Jason Bateman, Jason Sudeikis, and Charlie Day proved the first time around that three heads are better than one, and once again, they more than carry the comedy to the finish line. Bateman is a smart straight-man foil to Sudeikis and Day's dim-and-dimmer bulbs, but at the same time, they all seem to be winging it with weaker material and yammering a lot. Additional support goes to Christoph Waltz, as disgustingly rich Bert Hanson, but while he's thanklessly not given many funny things to do or say, it's Chris Pine who benefits and gets to be the manic live-wire here as cocky, albeit put-upon, son Rex. There's something weird and volatile inside of Pine, who has more going on than a handsome face. As nymphomaniac Dr. Julia Harris, Jennifer Aniston also pops in from time to time, coming back to play and gamely say more dirty things. Her character still exists as a sexually ravenous punchline who excitably drops the word "cock" a lot and, this time, doesn't even mind coprophilia when Nick has to run with being mistaken for a gay sex addict at one of her meetings held in her dentistry office after hours. With Colin Farrell gone, Kevin Spacey relishes to turn up for two brief scenes behind a glass partition in prison as Nick's former horrible boss. Finally, Jamie Foxx, as "murder consultant" Motherfucker Jones who has seemingly never left that same bar booth, doesn't have the surprise he once had, but he reliably sells every moment he can, particularly in a car chase with the long passing of a train, the sharing of a Twizzler, and a cat tree in his truck bed.

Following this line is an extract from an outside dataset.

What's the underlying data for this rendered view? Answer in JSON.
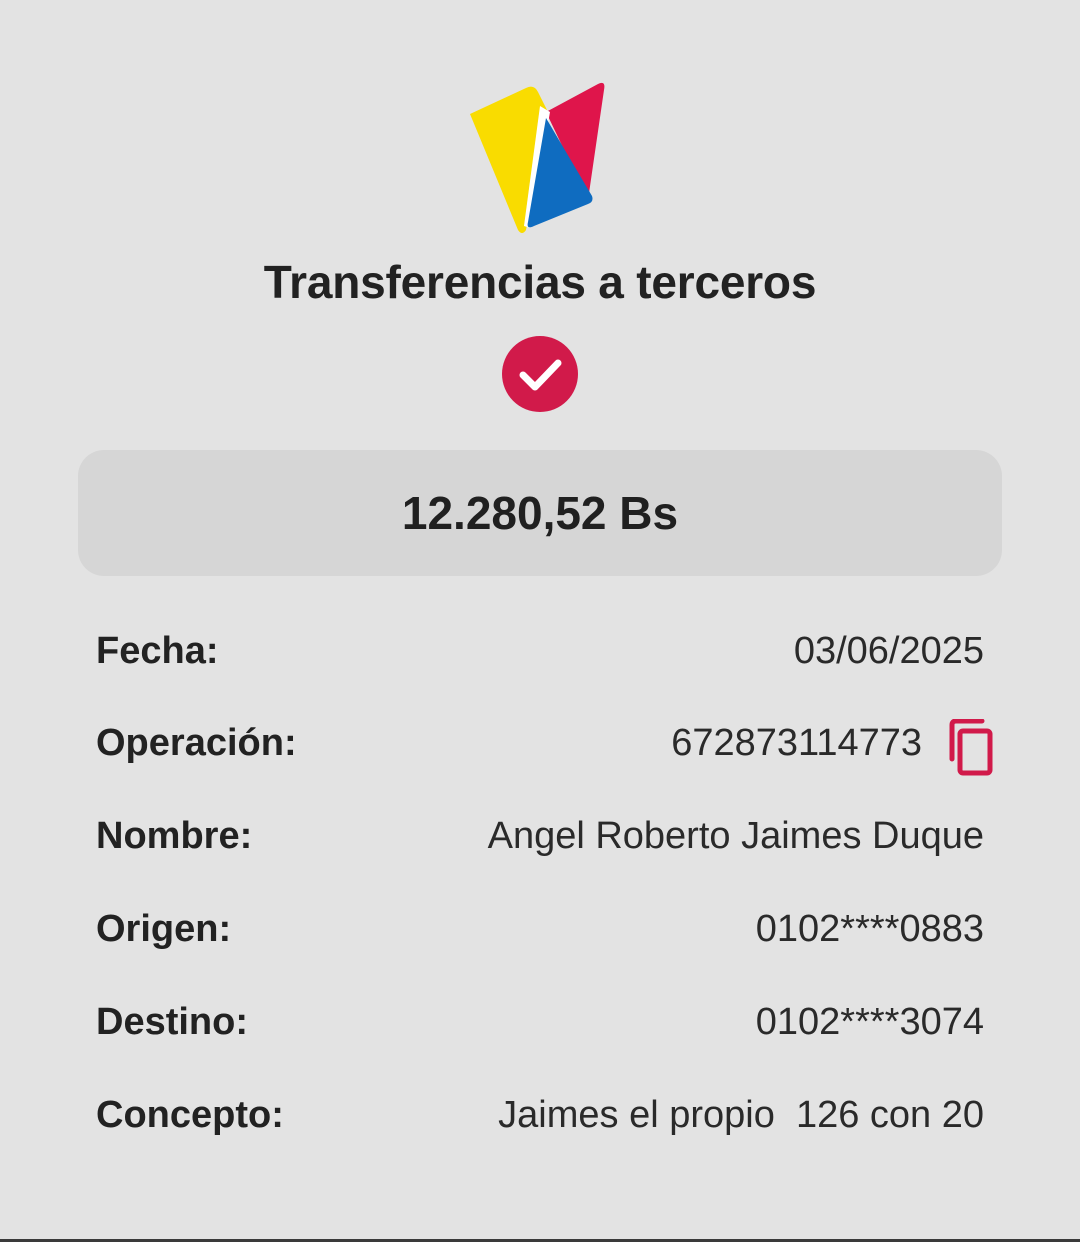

108 minutes is a rather long chunk of time for jokes to land and land with a thud, but once the narrative starts focusing on the bland caper at hand and actually envisions a stylish sequence of how the whole kidnapping scheme could go down, it becomes tedious when the sloppy, madcap scheme actually plays out for real. Individual throwaway moments, as do a couple of setups and payoffs, provoke the smiles and laughs they aim for, but it all starts to head downhill. If "Strangers on a Train" and "Throw Momma from the Train" were both name-checked in the first "Horrible Bosses," this one calls out "9 to 5" and makes Bateman the "Jane Fonda" of the trio. So, there's that, and Katy Perry's empowering pop hit "Roar," believe it or not, becomes a plot point. Like the mostly unfunny outtakes, "Horrible Bosses 2" is one big goof, amusing in spots for the audience to watch the ab-libbing troupe hit the mark much of the time and even more amusing for those shooting it. In the end, the cast and the makers win out more than the little people watching.